Give examples of catecholamines.

A

Adrenaline

Noradrenaline

15
Q

Give examples of thyroid hormones.

A

Thyroxine

Triiodothyronine

16
Q

What are the different types of proteins made of?

A
  • Peptide hormones: amino acids
  • Catecholamines: amino acid (tyrosine) derivative
  • Thyroid hormones: amino acid (tyrosine) derivative
  • Steroids: derived from cholesterol lipids
17
Q

What is the role of the pineal gland? How is its function inhibited?

A
  • Produces melatonin: involved in the control of circadian rhythm. Inhibits the release of gonadotropin (LH and FSH).
  • Light exposure inhibits melatonin release.

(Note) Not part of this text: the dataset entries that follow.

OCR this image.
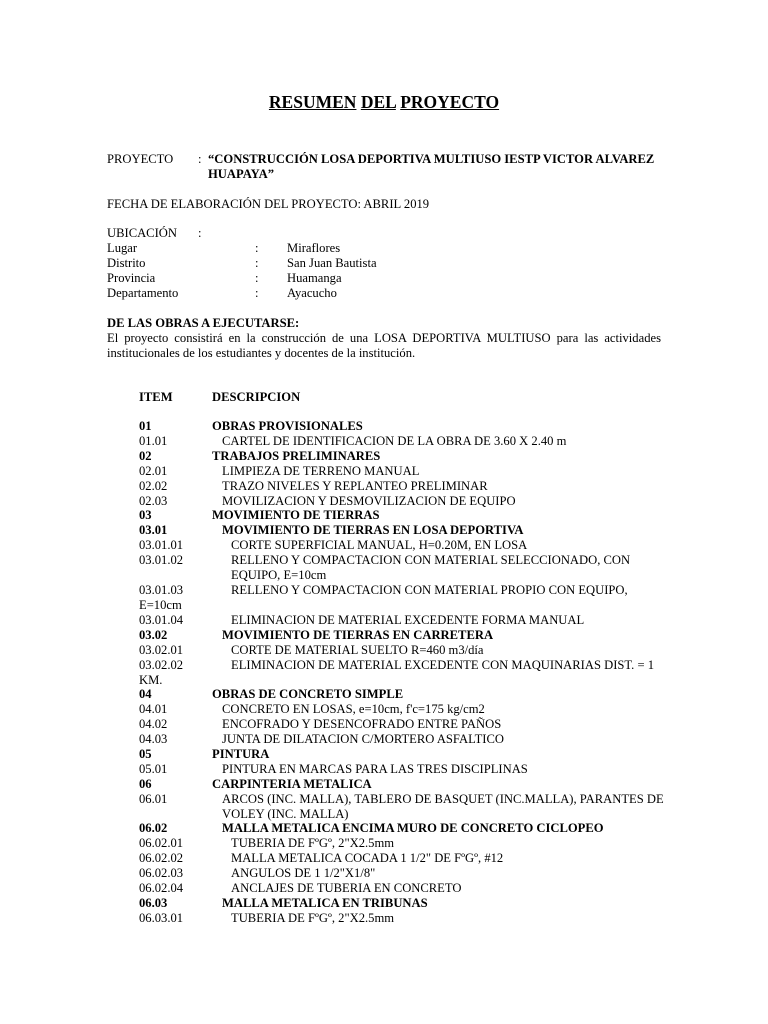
RESUMEN DEL PROYECTO
PROYECTO : “CONSTRUCCIÓN LOSA DEPORTIVA MULTIUSO IESTP VICTOR ALVAREZ HUAPAYA”
FECHA DE ELABORACIÓN DEL PROYECTO: ABRIL 2019
UBICACIÓN :
Lugar	: Miraflores
Distrito	: San Juan Bautista
Provincia	: Huamanga
Departamento	: Ayacucho
DE LAS OBRAS A EJECUTARSE:
El proyecto consistirá en la construcción de una LOSA DEPORTIVA MULTIUSO para las actividades institucionales de los estudiantes y docentes de la institución.
ITEM	DESCRIPCION
01	OBRAS PROVISIONALES
01.01	CARTEL DE IDENTIFICACION DE LA OBRA DE 3.60 X 2.40 m
02	TRABAJOS PRELIMINARES
02.01	LIMPIEZA DE TERRENO MANUAL
02.02	TRAZO NIVELES Y REPLANTEO PRELIMINAR
02.03	MOVILIZACION Y DESMOVILIZACION DE EQUIPO
03	MOVIMIENTO DE TIERRAS
03.01	MOVIMIENTO DE TIERRAS EN LOSA DEPORTIVA
03.01.01	CORTE SUPERFICIAL MANUAL, H=0.20M, EN LOSA
03.01.02	RELLENO Y COMPACTACION CON MATERIAL SELECCIONADO, CON EQUIPO, E=10cm
03.01.03	RELLENO Y COMPACTACION CON MATERIAL PROPIO CON EQUIPO,
E=10cm
03.01.04	ELIMINACION DE MATERIAL EXCEDENTE FORMA MANUAL
03.02	MOVIMIENTO DE TIERRAS EN CARRETERA
03.02.01	CORTE DE MATERIAL SUELTO R=460 m3/día
03.02.02	ELIMINACION DE MATERIAL EXCEDENTE CON MAQUINARIAS DIST. = 1
KM.
04	OBRAS DE CONCRETO SIMPLE
04.01	CONCRETO EN LOSAS, e=10cm, f'c=175 kg/cm2
04.02	ENCOFRADO Y DESENCOFRADO ENTRE PAÑOS
04.03	JUNTA DE DILATACION C/MORTERO ASFALTICO
05	PINTURA
05.01	PINTURA EN MARCAS PARA LAS TRES DISCIPLINAS
06	CARPINTERIA METALICA
06.01	ARCOS (INC. MALLA), TABLERO DE BASQUET (INC.MALLA), PARANTES DE VOLEY (INC. MALLA)
06.02	MALLA METALICA ENCIMA MURO DE CONCRETO CICLOPEO
06.02.01	TUBERIA DE FºGº, 2"X2.5mm
06.02.02	MALLA METALICA COCADA 1 1/2" DE FºGº, #12
06.02.03	ANGULOS DE 1 1/2"X1/8"
06.02.04	ANCLAJES DE TUBERIA EN CONCRETO
06.03	MALLA METALICA EN TRIBUNAS
06.03.01	TUBERIA DE FºGº, 2"X2.5mm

Neuronal pathway is from retina to hypothalamus to pineal gland.
18
Q

Why is the pineal gland visible on X-rays?

A

Calcifies in early adulthood.

19
Q

How are the hypothalamus and pituitary gland connected?

A

Via the neurohypophyseal stalk

20
Q

What is the role of the hypothalamus?

A

Regulates homeostasis:
Thermoregulation (panting, sweating, shivering)
Plasma osmolarity via osmoreceptors
Heart rate & BP
Feeding, satiety & GIT regulation
Circadian rhythms, wakefulness, sleep (afferents from retina)
Autonomic input/stimulation via connections to the sympathetic & parasympathetic systems
Emotion, sexual behaviour
Lactation (suckling/baby crying)

21
Q

Which hormones does the hypothalamus produce?

A
  • ADH & oxytocin: travel to posterior pituitary

- 6 hormones (4 stimulatory, 2 inhibitory): travel to anterior pituitary via the hypothalamo-hypophyseal portal system

22
Q

What is special about the connection between the hypothalamus and anterior pituitary?

A
  • Hypothalamo-hypophyseal portal system: 2 capillary beds in series.
  • Neurocrine neurones in the hypothalamus secrete hormones that travel to anterior pituitary via capillaries portal system.
23
Q

What is the system controlling the thyroid gland called?

A

Hypothalamic - pituitary - thyroid axis

24
Q

Describe the hypothalamic - pituitary - thyroid axis.

A
  1. Hypothalamus neurocrine cells secrete TRH (thyrotropin releasing hormone) into the portal blood supply.
  2. TRH travels to anterior pituitary and stimulates TSH (thyroxin stimulating hormone) secretion.
  3. TSH travels to thyroid and stimulates T3 and T4 release.
  4. T3 and T4 travel to systemic receptors (control of metabolic rate) but also inhibit the production of TSH (short loop inhibition) and TRH (long loop inhibition) - NEGATIVE FEEDBACK.
25
Q

What is the system controlling the adrenal glands (stress response) called?

A

Hypothalamic-pituitary-adrenal axis

26
Q

Describe the hypothalamo-pituitary-adrenal axis.

A
  1. Hypothalamus neurocrine cells release CRH (corticotropin releasing hormone) into the portal blood system.
  2. CRH travels to the anterior pituitary and stimulates release of ACTH (adrenocorticotropic hormone).
  3. ACTH travels to adrenal medulla and stimulates release of cortisol.
  4. Cortisol inhibits the release of ACTH from the anterior pituitary (short loop inhibition) and CRH from the hypothalamus (long loop inhibition) - NEGATIVE FEEDBACK.